There’s also the Bartender Bar, which adds another row of hidden menu bar items beneath the actual menu bar – again, just an easy feature to save space while still getting quick access to apps – you might need it by the end of this video with this list of apps!
Moving onto password management, the go-to free app I use is Bitwarden. I used to have LastPass a year ago but they changed their pricing model and Bitwarden does what I need it to for free.
It’s a password manager that securely holds all of your digital life’s keys. The interface is simple, though not as clean as 1Pass or LastPass. The community raves about Bitwarden, and I recommend it if you’re looking for a completely free Mac password manager that goes above and beyond the standard Apple Keychain, saving passwords in your browser, or God forbid using the same password across all your logins.

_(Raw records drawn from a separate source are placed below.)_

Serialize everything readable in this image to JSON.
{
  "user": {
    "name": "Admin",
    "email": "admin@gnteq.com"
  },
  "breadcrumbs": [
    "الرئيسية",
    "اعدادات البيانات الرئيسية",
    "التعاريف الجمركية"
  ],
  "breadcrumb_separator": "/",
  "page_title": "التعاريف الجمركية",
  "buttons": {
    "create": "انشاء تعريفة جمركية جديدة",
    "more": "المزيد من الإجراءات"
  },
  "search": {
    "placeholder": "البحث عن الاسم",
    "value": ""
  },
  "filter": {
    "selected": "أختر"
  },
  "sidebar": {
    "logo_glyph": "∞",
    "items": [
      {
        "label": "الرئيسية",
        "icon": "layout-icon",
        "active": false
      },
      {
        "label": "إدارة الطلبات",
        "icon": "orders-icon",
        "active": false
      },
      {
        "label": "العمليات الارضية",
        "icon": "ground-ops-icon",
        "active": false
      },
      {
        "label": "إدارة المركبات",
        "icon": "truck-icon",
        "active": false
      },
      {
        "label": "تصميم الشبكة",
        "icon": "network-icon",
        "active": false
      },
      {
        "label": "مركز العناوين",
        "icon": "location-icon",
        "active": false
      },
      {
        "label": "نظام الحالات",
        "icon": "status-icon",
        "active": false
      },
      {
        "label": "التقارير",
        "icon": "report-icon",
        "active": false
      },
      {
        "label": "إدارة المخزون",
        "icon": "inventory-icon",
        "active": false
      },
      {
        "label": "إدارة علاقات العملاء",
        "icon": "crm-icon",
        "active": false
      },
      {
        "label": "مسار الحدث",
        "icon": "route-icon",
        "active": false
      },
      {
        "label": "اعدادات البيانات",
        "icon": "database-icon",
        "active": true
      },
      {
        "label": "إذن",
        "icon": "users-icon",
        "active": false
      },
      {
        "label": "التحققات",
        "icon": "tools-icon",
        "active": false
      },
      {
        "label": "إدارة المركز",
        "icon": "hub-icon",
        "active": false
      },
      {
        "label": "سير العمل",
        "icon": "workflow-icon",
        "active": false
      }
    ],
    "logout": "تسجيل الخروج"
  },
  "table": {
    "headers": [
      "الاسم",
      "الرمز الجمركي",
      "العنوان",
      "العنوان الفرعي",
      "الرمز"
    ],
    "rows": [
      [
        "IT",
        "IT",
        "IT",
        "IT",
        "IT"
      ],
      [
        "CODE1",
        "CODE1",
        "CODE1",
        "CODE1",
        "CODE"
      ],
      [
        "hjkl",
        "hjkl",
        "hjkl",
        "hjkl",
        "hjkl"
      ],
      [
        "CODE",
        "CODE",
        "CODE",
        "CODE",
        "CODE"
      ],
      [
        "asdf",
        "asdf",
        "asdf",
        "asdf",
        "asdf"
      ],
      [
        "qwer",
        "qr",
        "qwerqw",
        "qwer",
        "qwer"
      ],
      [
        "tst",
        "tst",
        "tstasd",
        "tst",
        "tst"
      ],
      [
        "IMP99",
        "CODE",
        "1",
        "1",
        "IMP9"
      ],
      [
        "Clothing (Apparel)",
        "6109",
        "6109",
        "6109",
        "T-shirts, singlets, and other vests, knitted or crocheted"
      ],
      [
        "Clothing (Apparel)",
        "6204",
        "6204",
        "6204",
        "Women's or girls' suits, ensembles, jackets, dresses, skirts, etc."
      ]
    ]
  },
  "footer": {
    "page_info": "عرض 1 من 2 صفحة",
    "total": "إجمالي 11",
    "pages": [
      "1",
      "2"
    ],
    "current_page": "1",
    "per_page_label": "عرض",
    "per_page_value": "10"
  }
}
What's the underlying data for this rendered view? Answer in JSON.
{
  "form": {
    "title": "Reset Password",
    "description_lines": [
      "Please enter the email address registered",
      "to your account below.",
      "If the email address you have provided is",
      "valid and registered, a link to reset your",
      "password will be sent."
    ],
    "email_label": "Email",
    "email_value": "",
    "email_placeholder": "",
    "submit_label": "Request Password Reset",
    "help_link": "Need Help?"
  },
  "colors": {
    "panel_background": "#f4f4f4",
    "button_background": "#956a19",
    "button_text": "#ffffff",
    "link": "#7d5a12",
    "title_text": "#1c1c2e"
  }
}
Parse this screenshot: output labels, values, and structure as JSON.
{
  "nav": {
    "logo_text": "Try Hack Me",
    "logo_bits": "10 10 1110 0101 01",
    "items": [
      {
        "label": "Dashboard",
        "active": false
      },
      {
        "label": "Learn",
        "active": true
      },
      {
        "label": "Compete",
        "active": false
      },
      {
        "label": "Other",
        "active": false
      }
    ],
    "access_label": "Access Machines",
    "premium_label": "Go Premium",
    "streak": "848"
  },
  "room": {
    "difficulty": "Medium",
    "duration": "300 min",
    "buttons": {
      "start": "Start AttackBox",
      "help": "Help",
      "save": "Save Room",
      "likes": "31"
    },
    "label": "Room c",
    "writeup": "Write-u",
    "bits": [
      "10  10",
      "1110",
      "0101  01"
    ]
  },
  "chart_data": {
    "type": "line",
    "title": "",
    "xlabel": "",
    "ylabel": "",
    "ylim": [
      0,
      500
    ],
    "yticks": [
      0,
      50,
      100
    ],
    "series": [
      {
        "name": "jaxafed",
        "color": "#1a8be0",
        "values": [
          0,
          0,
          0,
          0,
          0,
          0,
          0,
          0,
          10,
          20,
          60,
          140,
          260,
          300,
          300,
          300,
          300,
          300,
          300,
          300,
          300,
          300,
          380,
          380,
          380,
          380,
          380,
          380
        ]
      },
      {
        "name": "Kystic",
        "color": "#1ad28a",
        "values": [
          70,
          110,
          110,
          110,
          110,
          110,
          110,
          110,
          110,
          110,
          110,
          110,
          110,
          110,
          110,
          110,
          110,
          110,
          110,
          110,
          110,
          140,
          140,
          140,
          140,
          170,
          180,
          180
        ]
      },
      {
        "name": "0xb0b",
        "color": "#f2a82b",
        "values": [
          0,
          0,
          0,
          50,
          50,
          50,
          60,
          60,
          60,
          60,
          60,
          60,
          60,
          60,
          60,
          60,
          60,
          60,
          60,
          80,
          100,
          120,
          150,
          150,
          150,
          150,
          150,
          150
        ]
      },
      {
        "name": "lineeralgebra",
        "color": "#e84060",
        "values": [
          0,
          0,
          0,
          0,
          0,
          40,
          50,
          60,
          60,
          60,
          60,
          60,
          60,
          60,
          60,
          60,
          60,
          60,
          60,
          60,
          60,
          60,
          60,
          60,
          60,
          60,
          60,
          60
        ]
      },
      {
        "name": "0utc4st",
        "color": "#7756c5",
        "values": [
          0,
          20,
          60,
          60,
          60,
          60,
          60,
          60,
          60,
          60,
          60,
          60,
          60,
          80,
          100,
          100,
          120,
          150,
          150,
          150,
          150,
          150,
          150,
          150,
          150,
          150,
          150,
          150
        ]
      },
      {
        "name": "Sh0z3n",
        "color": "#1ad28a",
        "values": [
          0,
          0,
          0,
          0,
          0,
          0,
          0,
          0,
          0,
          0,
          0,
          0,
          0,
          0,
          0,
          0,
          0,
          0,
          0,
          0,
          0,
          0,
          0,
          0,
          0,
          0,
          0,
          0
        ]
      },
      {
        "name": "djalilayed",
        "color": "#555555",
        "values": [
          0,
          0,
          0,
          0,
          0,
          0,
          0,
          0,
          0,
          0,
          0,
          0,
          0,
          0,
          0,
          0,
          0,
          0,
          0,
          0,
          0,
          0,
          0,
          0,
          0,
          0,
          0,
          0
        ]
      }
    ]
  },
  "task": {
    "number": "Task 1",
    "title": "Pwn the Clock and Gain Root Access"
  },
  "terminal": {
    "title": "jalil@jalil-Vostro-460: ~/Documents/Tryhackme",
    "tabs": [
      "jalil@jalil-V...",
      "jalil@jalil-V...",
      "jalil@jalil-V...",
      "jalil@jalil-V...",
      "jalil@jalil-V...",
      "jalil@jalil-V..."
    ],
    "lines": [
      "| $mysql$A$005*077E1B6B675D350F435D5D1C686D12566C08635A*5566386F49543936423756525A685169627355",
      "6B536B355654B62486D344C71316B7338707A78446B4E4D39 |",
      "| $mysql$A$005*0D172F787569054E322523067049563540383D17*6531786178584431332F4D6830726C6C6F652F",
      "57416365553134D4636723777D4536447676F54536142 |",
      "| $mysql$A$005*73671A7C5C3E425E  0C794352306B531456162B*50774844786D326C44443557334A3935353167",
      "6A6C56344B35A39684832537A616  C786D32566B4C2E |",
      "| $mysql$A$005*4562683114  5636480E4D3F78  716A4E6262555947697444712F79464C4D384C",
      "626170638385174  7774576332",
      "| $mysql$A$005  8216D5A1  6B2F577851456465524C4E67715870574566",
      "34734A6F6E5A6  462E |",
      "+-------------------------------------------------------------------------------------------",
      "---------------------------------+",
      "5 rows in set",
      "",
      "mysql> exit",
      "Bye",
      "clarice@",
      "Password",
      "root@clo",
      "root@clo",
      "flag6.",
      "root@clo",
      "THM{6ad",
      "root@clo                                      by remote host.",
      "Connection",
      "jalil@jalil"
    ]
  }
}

The next app you’re going to love is for desktop users or if you dock your Mac as I do.
Magnet is one of the most popular Mac productivity apps, and I believe it is worth the small fee to save you time.
With shortcuts, the Magnet app allows you to quickly resize windows to your liking. It’s a pleasant way to work and enables some extremely efficient workflow practices, particularly for ultrawide users.
And I have to mention an app for gamers – good old Steam; a digital gaming portal where you can buy and play games.
I think we forget that Macs can still do light gaming, and I’m a casual gamer here and there to unwind, and I used Steam on the Mac if I ever wanted to game.
Unlike on Windows though, you won’t have access to the entire gaming library, but there are still some good Mac-compatible games like DOTA 2, Portal, and my personal favorite, Counter-Strike.
Next is the photo-editing app by Adobe, Lightroom – a powerful app that gives you a big range of controls to tweak your photos and takes advantage of your Mac’s computing power.
This app is a no-brainer for photographers or casual enthusiasts who enjoy photo editing.
Lightroom has two versions: Classic and CC. I prefer Lightroom CC in a way that they’re similar; Classic has slightly more tools and control, but Lightroom CC is better at everything else.
The most useful feature I use is Cloud syncing, which ensures that any photo editing you do on your Mac is synced across every device you use to access Lightroom. Definitely a fantastic must-have app for editing, organizing, and managing all of my photos.
And then of course – how can I ever forget – Notion!
Notion is an all-in-one app when it comes to note-taking, collaboration, to-do lists, kanban boards, and more and I don’t know how I’d survive without it.
I use Notion to organize my life and manage my businesses, and it’s all cloud-based, so when I switch from my Mac to my iPad, all of my work is updated and synced.
Yes, other Mac apps may do certain things much better than Notion – and there is even overlap between Notion and Craft – but I prefer having everything in one place and would sacrifice some benefits for simplicity.
If you’re curious about how I set up my Notion, I’ve made a full video about it that you can watch here.
These are the apps I highly recommend when getting started with your Mac. If there are any apps you’d recommend, please do let me know in the comments. I’m always on the hunt for new app recommendations. Go forth and begin building out the rest of your apps!